Neues Selbstbewusstsein: Wie die EU den USA die Stirn bietet

Neues Selbstbewusstsein: Wie die EU den USA die Stirn bietet
Analyse: Erstmals begehren die Europäer auf - gegen US-Sanktionen, Dollar-Dominanz und WTO-Zerschlagung.

Die Europäische Union sollte Donald Trump fast dankbar sein: Gäbe es nicht die Alleingänge des US-Präsidenten, wäre die EU aktuell nur noch mit Selbstzerfleischung (Brexit, Rechtsstaatsverfahren gegen Polen und Ungarn) beschäftigt. So sind die Europäer gezwungen, sich zumindest gegenüber den USA ihrer Stärken zu besinnen.

Das bis dato sichtbarste Zeichen, dass ein neuer Wind weht: Die Europäer lassen sich nicht mehr ungefragt die US-Sanktionspolitik aufs Auge drücken. Sie halten trotz des amerikanischen Ausstiegs am Anti-Atomabkommen mit dem Iran fest.
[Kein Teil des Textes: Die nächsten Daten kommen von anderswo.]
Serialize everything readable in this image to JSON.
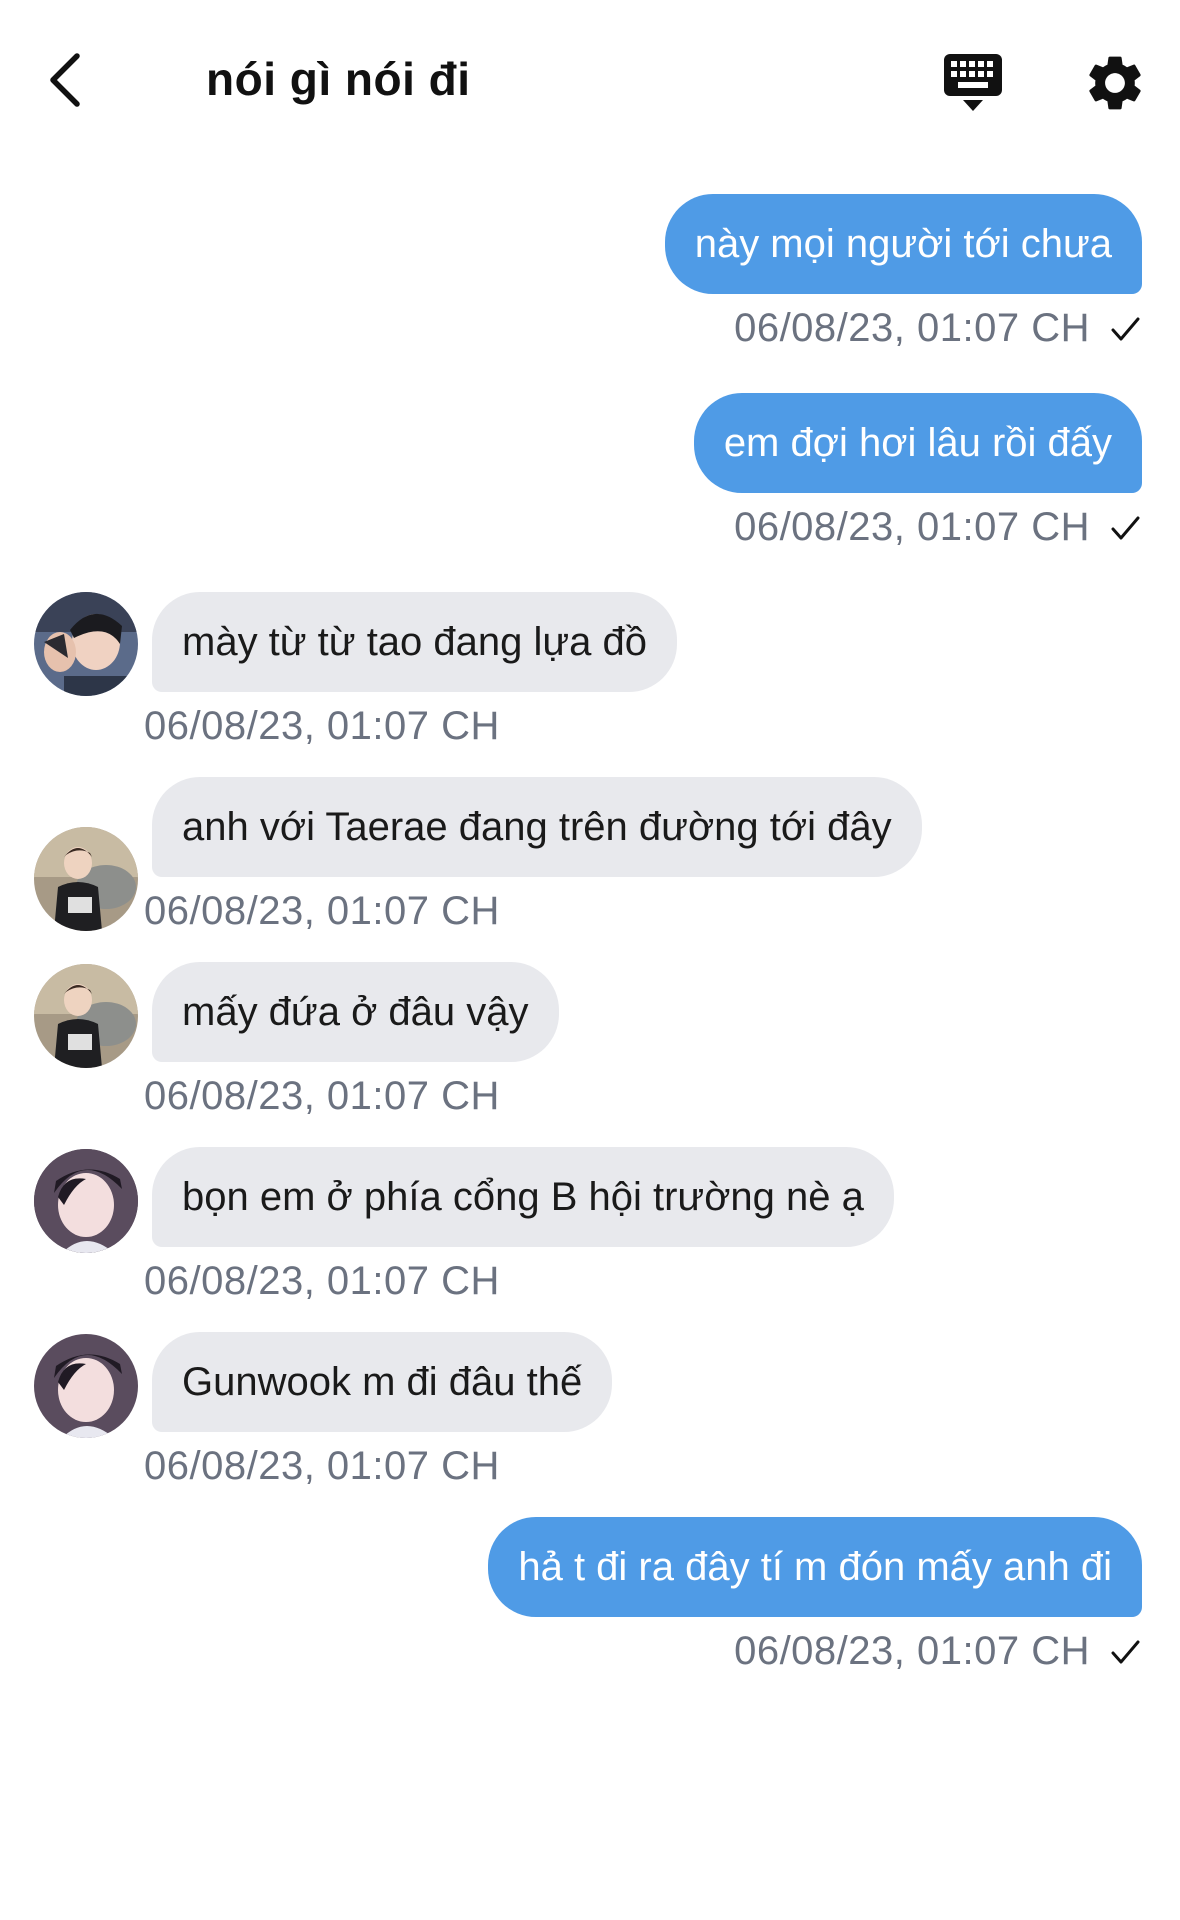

Das Problem dabei: Die USA konnten dem Rest der Welt ihren Willen aufzwingen, indem sie recht ungeniert ihre Wirtschaftsmacht ausspielten. Für betroffene europäische Unternehmen war die Rechnung simpel – sie mussten sich entscheiden, ob sie Geschäfte in den USA oder im Iran machen wollten. Wer sich nicht an die Sanktionsvorgaben aus Washington hielt, dem drohten Mega-Geldstrafen oder sogar Verkaufsverbote in den USA.

Die EU-Kommission war dagegen ziemlich machtlos – ein Gesetz, das die Auflagen für europäische Firmen unwirksam erklärt, hatte eher symbolischen Charakter. Jetzt zeigt sie erstmals den Willen, der US-Dominanz etwas entgegen zu setzen. Das Hauptproblem für den Iran ist nämlich, dass sich keine internationalen Banken finden, die Transaktionen abwickeln. Auch die Oberbank musste einen Rückzieher machen.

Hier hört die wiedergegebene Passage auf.